1.3 De openbare behandeling van het geschil heeft plaatsgevonden op 14 september 2010. Verzoeker is in persoon verschenen, bijgestaan door zijn gemachtigde. Verweerder is vertegenwoordigd door zijn gemachtigde.
2. Overwegingen
2.1 Indien tegen een besluit beroep is ingesteld, kan de voorzieningenrechter van de rechtbank die bevoegd is in de hoofdzaak, ingevolge artikel 8:81, eerste lid, Algemene wet bestuursrecht (Awb) op verzoek een voorlopige voorziening treffen indien onverwijlde spoed, gelet op de betrokken belangen, dat vereist.
2.2 Ingevolge artikel 8:86, eerste lid, Awb heeft de voorzieningenrechter na behandeling ter zitting van het verzoek om een voorlopige voorziening de bevoegdheid om onmiddellijk uitspraak te doen in de hoofdzaak, indien hij van oordeel is dat nader onderzoek redelijkerwijs niet kan bijdragen aan de beoordeling van de zaak. Er bestaat in dit geval aanleiding om van deze bevoegdheid gebruik te maken.
2.3 In de hoofdzaak toetst de voorzieningenrechter het bestreden besluit aan de hand van de voorgedragen beroepsgronden op rechtmatigheid en ambtshalve aan voorschriften van openbare orde.

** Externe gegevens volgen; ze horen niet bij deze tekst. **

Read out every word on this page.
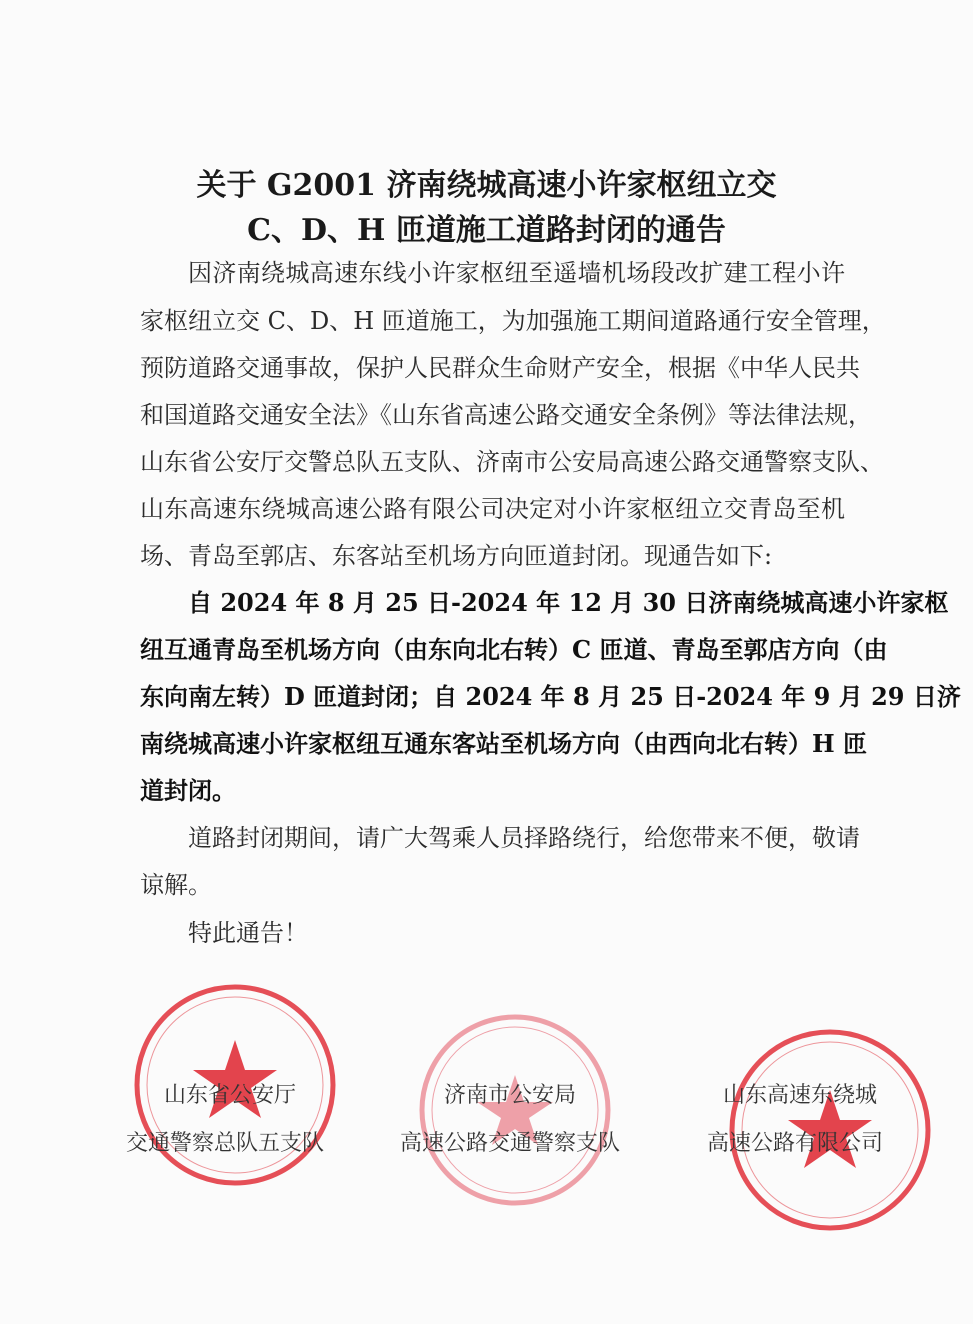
关于 G2001 济南绕城高速小许家枢纽立交
C、D、H 匝道施工道路封闭的通告
因济南绕城高速东线小许家枢纽至遥墙机场段改扩建工程小许
家枢纽立交 C、D、H 匝道施工，为加强施工期间道路通行安全管理，
预防道路交通事故，保护人民群众生命财产安全，根据《中华人民共
和国道路交通安全法》《山东省高速公路交通安全条例》等法律法规，
山东省公安厅交警总队五支队、济南市公安局高速公路交通警察支队、
山东高速东绕城高速公路有限公司决定对小许家枢纽立交青岛至机
场、青岛至郭店、东客站至机场方向匝道封闭。现通告如下:
自 2024 年 8 月 25 日-2024 年 12 月 30 日济南绕城高速小许家枢
纽互通青岛至机场方向（由东向北右转）C 匝道、青岛至郭店方向（由
东向南左转）D 匝道封闭；自 2024 年 8 月 25 日-2024 年 9 月 29 日济
南绕城高速小许家枢纽互通东客站至机场方向（由西向北右转）H 匝
道封闭。
道路封闭期间，请广大驾乘人员择路绕行，给您带来不便，敬请
谅解。
特此通告！
山东省公安厅
交通警察总队五支队
济南市公安局
高速公路交通警察支队
山东高速东绕城
高速公路有限公司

2.4 De aanvraag tot het verlenen van een verblijfsvergunning asiel voor bepaalde tijd is afgewezen in het kader van de zogenoemde Algemene Asielprocedure (verder te noemen AA-procedure). Een aanvraag kan in dat kader worden afgewezen, indien dit zonder schending van eisen van zorgvuldigheid binnen 48 proces-uren kan geschieden.
2.5 Verzoeker heeft ter onderbouwing van zijn aanvraag, samengevat, het volgende aangevoerd. Verzoeker heeft naar aanleiding van zijn relatie met Aicha verschillende problemen ondervonden en daarom zijn land van herkomst verlaten.
2.6 Verweerder heeft de aanvraag van verzoeker afgewezen op de volgende gronden. Verzoeker is toerekenbaar ongedocumenteerd inzake zijn identiteit, nationaliteit en reisroute en wordt derhalve artikel 31, tweede lid, aanhef en onder f, Vreemdelingenwet 2000 (Vw) tegengeworpen. Het relaas mist positieve overtuigingskracht en is ongeloofwaardig. Verzoeker komt niet in aanmerking voor een verblijfsvergunning op grond van artikel 29 Vw.
2.7 Verzoeker heeft hiertegen, voor zover thans van belang, het volgende aangevoerd. Verweerder heeft in het bestreden besluit ten onrechte overwogen dat verzoeker geen gebruik heeft gemaakt van de mogelijkheid zijn zienswijze naar voren te brengen. Verzoeker heeft zijn zienswijze binnen de door verweerder gestelde termijn van 14 dagen gefaxt naar het nummer zoals staat vermeld op het voornemen.
De voorzieningenrechter overweegt als volgt.
2.8 Ingevolge artikel 42, derde lid, Vw wordt, indien de aanvraag wordt afgewezen, in de beschikking ingegaan op de zienswijze van de vreemdeling.
2.9 De rechtbank stelt vast dat verzoeker zijn zienswijze tijdig heeft ingediend en heeft verstuurd naar het faxadres van verweerder, zoals dat staat vermeld op de eerste bladzijde van het voornemen. Weliswaar verschilt dit nummer ([telefoonnummer 1]) van het nummer waar de zienswijze volgens de aanbiedingsbrief naar toe moet worden gestuurd ([telefoonnummer 2]), dit laat onverlet dat verzoeker ervan uit mocht gaan dat hij de zienswijze ook naar het eerstgenoemde nummer mocht faxen nu onder punt 4 van het voornemen staat vermeld dat de zienswijze kan worden ingediend op het faxnummer zoals genoemd op de eerste bladzijde van het voornemen.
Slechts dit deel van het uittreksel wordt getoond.